Do you have *any* analysis to show that this has a benefit?  What does
it do to text size, for instance?
Wei Yang Aug. 24, 2018, 6:11 p.m. UTC | #6
On Thu, Aug 23, 2018 at 05:15:39PM -0700, Dave Hansen wrote:
>On 08/23/2018 06:07 AM, Wei Yang wrote:
>> And it is known, __highest_present_section_nr is a more strict boundary
>> than NR_MEM_SECTIONS.
>
>What is the benefit of this patch?
>

The original idea is simple: with a more strict boundary, it will has less
computation.

>You're adding a more "strict" boundary, but you're also adding a
>potential cacheline miss and removing optimizations that the compiler
>can make with a constant vs. a variable.  Providing absolute bounds
>limits that the compiler knows about can actually be pretty handy for it
>to optimize things

You are right.

I haven't thought about the compiler optimization case.

>
>Do you have *any* analysis to show that this has a benefit?  What does
>it do to text size, for instance?

I don't have more analysis about this. Originally, I thought a strict boundary
will have a benefit. But as you mentioned, it loose the compiler optimization.
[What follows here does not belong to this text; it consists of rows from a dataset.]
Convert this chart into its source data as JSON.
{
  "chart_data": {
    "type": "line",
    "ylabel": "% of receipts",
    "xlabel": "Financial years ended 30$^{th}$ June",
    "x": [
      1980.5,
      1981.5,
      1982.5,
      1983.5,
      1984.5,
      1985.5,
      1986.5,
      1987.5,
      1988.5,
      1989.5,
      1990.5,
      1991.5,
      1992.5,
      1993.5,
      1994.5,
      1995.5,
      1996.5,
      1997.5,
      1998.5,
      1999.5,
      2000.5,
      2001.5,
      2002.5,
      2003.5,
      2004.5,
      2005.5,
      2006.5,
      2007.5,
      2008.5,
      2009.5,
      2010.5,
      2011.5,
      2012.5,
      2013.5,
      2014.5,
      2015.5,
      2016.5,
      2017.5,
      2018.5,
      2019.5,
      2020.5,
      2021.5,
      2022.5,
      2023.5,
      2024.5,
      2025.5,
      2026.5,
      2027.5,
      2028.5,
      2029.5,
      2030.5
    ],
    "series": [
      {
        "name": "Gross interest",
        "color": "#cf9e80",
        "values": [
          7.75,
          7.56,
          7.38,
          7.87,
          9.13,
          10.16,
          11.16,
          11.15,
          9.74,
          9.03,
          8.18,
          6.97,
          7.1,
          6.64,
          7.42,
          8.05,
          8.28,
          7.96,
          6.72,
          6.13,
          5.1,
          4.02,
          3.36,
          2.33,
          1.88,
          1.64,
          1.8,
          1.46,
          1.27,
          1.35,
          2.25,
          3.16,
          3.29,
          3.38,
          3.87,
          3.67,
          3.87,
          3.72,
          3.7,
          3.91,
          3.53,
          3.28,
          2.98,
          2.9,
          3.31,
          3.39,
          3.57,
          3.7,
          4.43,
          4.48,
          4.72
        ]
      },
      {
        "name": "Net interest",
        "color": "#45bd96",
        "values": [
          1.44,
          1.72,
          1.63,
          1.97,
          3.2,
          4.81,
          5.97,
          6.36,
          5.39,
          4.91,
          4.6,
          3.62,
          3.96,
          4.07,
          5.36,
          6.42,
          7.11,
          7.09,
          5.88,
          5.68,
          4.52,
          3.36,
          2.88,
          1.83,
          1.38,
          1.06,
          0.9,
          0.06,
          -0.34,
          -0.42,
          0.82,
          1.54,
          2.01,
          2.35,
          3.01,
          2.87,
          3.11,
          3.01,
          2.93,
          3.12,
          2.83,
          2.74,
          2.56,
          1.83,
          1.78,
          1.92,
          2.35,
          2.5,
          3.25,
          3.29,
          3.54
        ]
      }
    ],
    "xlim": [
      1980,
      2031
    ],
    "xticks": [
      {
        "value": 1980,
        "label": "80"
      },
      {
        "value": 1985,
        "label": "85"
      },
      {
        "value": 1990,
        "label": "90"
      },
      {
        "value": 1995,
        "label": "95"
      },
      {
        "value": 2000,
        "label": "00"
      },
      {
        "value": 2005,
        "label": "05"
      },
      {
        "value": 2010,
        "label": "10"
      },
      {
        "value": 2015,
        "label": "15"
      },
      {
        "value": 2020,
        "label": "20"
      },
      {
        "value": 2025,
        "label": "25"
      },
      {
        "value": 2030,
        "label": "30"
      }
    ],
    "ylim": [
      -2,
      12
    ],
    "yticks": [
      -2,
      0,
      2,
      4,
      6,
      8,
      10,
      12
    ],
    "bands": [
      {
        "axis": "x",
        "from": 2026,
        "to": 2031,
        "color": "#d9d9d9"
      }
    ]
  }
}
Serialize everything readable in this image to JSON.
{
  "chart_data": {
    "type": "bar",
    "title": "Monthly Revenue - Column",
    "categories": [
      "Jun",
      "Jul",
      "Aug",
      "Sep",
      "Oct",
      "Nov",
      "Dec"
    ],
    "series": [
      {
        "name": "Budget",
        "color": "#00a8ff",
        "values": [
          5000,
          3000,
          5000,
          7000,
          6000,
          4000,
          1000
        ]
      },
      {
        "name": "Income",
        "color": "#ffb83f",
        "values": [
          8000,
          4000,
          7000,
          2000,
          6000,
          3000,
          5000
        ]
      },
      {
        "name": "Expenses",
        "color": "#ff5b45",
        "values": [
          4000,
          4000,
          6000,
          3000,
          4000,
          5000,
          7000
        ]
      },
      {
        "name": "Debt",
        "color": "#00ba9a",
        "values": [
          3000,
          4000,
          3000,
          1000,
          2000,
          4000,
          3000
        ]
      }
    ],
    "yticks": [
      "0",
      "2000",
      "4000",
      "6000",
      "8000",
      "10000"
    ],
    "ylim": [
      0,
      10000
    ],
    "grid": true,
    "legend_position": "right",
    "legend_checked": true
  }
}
BTW, I did some tests and found during a normal boot, all the section number
are within NR_MEM_SECTIONS. I am wondering in which case, this check will be
valid and return 0?
diff mbox series

Patch

diff --git a/include/linux/mmzone.h b/include/linux/mmzone.h
index 33086f86d1a7..5138efde11ae 100644
--- a/include/linux/mmzone.h
+++ b/include/linux/mmzone.h
@@ -1237,7 +1237,7 @@  extern int __highest_present_section_nr;
 #ifndef CONFIG_HAVE_ARCH_PFN_VALID
 static inline int pfn_valid(unsigned long pfn)
 {
-	if (pfn_to_section_nr(pfn) >= NR_MEM_SECTIONS)
+	if (pfn_to_section_nr(pfn) > __highest_present_section_nr)
 		return 0;
 	return valid_section(__nr_to_section(pfn_to_section_nr(pfn)));
 }
@@ -1245,7 +1245,7 @@  static inline int pfn_valid(unsigned long pfn)
 
 static inline int pfn_present(unsigned long pfn)
 {
-	if (pfn_to_section_nr(pfn) >= NR_MEM_SECTIONS)
+	if (pfn_to_section_nr(pfn) > __highest_present_section_nr)
 		return 0;
 	return present_section(__nr_to_section(pfn_to_section_nr(pfn)));
 }
diff --git a/mm/sparse.c b/mm/sparse.c
index 90bab7f03757..a9c55c8da11f 100644
--- a/mm/sparse.c
+++ b/mm/sparse.c
@@ -174,6 +174,7 @@  void __meminit mminit_validate_memmodel_limits(unsigned long *start_pfn,
  * those loops early.
  */
 int __highest_present_section_nr;
+EXPORT_SYMBOL(__highest_present_section_nr);
 static void section_mark_present(struct mem_section *ms)
 {
 	int section_nr = __section_nr(ms);